Uno degli esperimenti svolti utilizzando il generatore che produceva una sequenza casuale di bit 0/1 (analogamente a monete lanciate in aria) era il seguente: l’individuo doveva premere un bottone che originava duecento bit, ma tentando di fare in modo che producesse più di uno zero. Nell’analizzare i risultati, la domanda fondamentale è stata: ha avuto peso il fatto che le persone cercassero di influenzare il risultato verso 1 o verso 0? La risposta complessiva è stata positiva: in qualche modo l’intenzione è stata relazionata con l’operazione o l’esito dei suddetti generatori (se si desiderava che uscisse più volte il numero uno, in qualche maniera il generatore produceva più numeri uno).

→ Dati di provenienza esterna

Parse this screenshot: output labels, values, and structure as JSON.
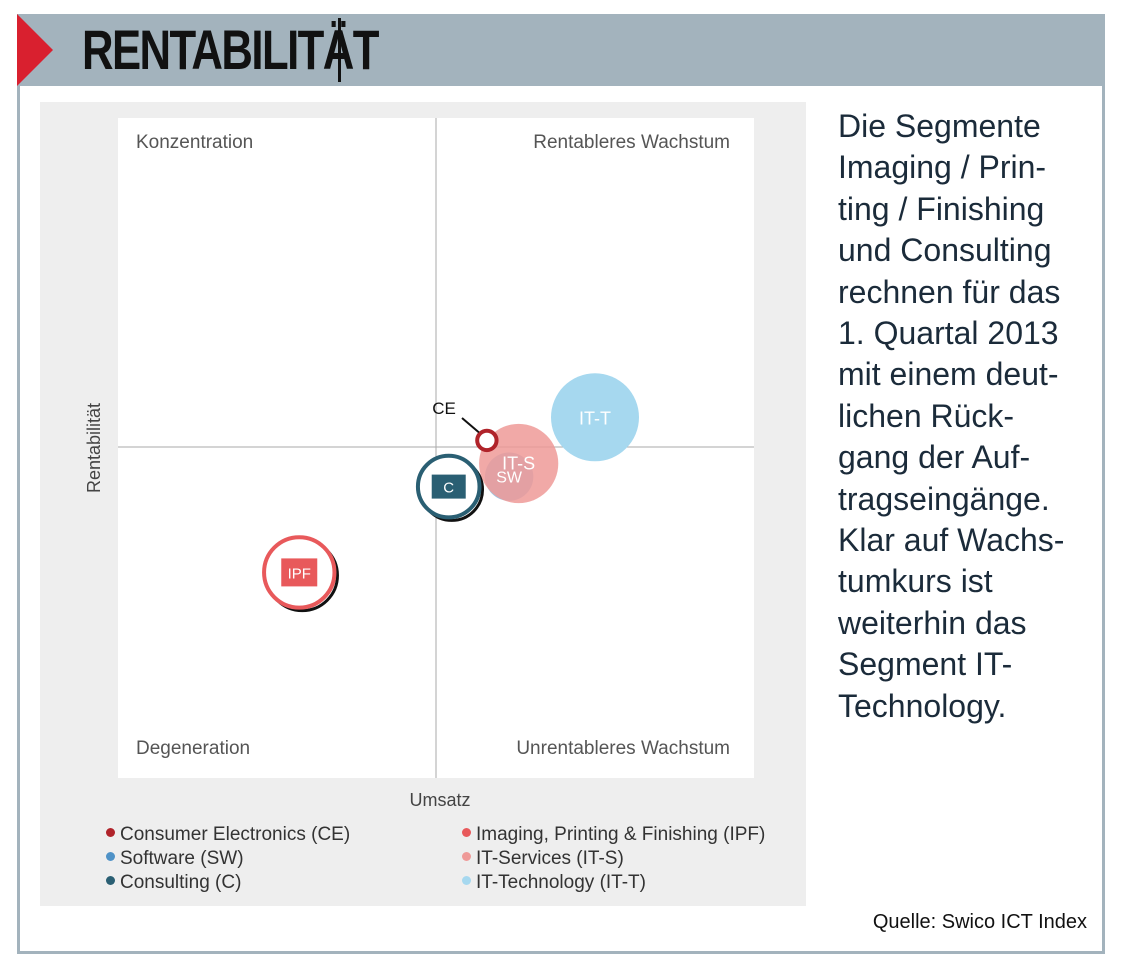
{
  "header": {
    "title": "RENTABILITÄT"
  },
  "side_text": "Die Segmente\nImaging / Prin-\nting / Finishing\nund Consulting\nrechnen für das\n1. Quartal 2013\nmit einem deut-\nlichen Rück-\ngang der Auf-\ntragseingänge.\nKlar auf Wachs-\ntumkurs ist\nweiterhin das\nSegment IT-\nTechnology.",
  "source": "Quelle: Swico ICT Index",
  "colors": {
    "accent": "#d9202f",
    "header_bg": "#a3b3bd",
    "CE": "#b0232a",
    "IPF": "#e8595b",
    "SW": "#4f92c7",
    "ITS": "#ef9a98",
    "C": "#2a5f73",
    "ITT": "#a6d8ef"
  },
  "chart_data": {
    "type": "scatter",
    "title": "",
    "xlabel": "Umsatz",
    "ylabel": "Rentabilität",
    "xlim": [
      -1,
      1
    ],
    "ylim": [
      -1,
      1
    ],
    "grid": false,
    "quadrants": {
      "top_left": "Konzentration",
      "top_right": "Rentableres Wachstum",
      "bottom_left": "Degeneration",
      "bottom_right": "Unrentableres Wachstum"
    },
    "legend": [
      {
        "label": "Consumer Electronics (CE)",
        "key": "CE"
      },
      {
        "label": "Imaging, Printing & Finishing (IPF)",
        "key": "IPF"
      },
      {
        "label": "Software (SW)",
        "key": "SW"
      },
      {
        "label": "IT-Services (IT-S)",
        "key": "ITS"
      },
      {
        "label": "Consulting (C)",
        "key": "C"
      },
      {
        "label": "IT-Technology (IT-T)",
        "key": "ITT"
      }
    ],
    "series": [
      {
        "key": "ITT",
        "label": "IT-T",
        "x": 0.5,
        "y": 0.09,
        "size": 1.0,
        "style": "fill"
      },
      {
        "key": "SW",
        "label": "SW",
        "x": 0.23,
        "y": -0.09,
        "size": 0.55,
        "style": "fill"
      },
      {
        "key": "ITS",
        "label": "IT-S",
        "x": 0.26,
        "y": -0.05,
        "size": 0.9,
        "style": "fill"
      },
      {
        "key": "C",
        "label": "C",
        "x": 0.04,
        "y": -0.12,
        "size": 0.7,
        "style": "ring"
      },
      {
        "key": "IPF",
        "label": "IPF",
        "x": -0.43,
        "y": -0.38,
        "size": 0.8,
        "style": "ring"
      },
      {
        "key": "CE",
        "label": "CE",
        "x": 0.16,
        "y": 0.02,
        "size": 0.22,
        "style": "ring"
      }
    ]
  }
}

Un’altra ricerca, eseguita da Dean Radin[5], Roger Nelson e Dick Shwope, fu condotta negli anni Novanta per comprendere se un gruppo di menti coerenti, avrebbero potuto spingere i generatori di eventi casuali al di fuori della casualità, e capire cosa sarebbe successo se un gran numero di persone avesse focalizzato l’attenzione su un determinato evento. Costoro scelsero di registrare il processo ad O.J. Simpson (ex giocatore di football americano) nel 1995, attraverso i generatori in questione (ne allestirono tre negli Stati Uniti, uno ad Amsterdam e un altro a Princeton). Dai dati risultò che, in alcuni momenti, gli strumenti avevano registrato elevati picchi di coerenza, che si riferivano a rappresentazioni grafiche della casualità. Normalmente, i REG danno come risultato il 50% di 1 e il 50% di 0, senza picchi. Ma, per qualche ragione, quando milioni di persone si focalizzarono sul medesimo evento, quel tracciato piatto ha deviato bruscamente dalla media, nel preciso istante drammatico di attenzione.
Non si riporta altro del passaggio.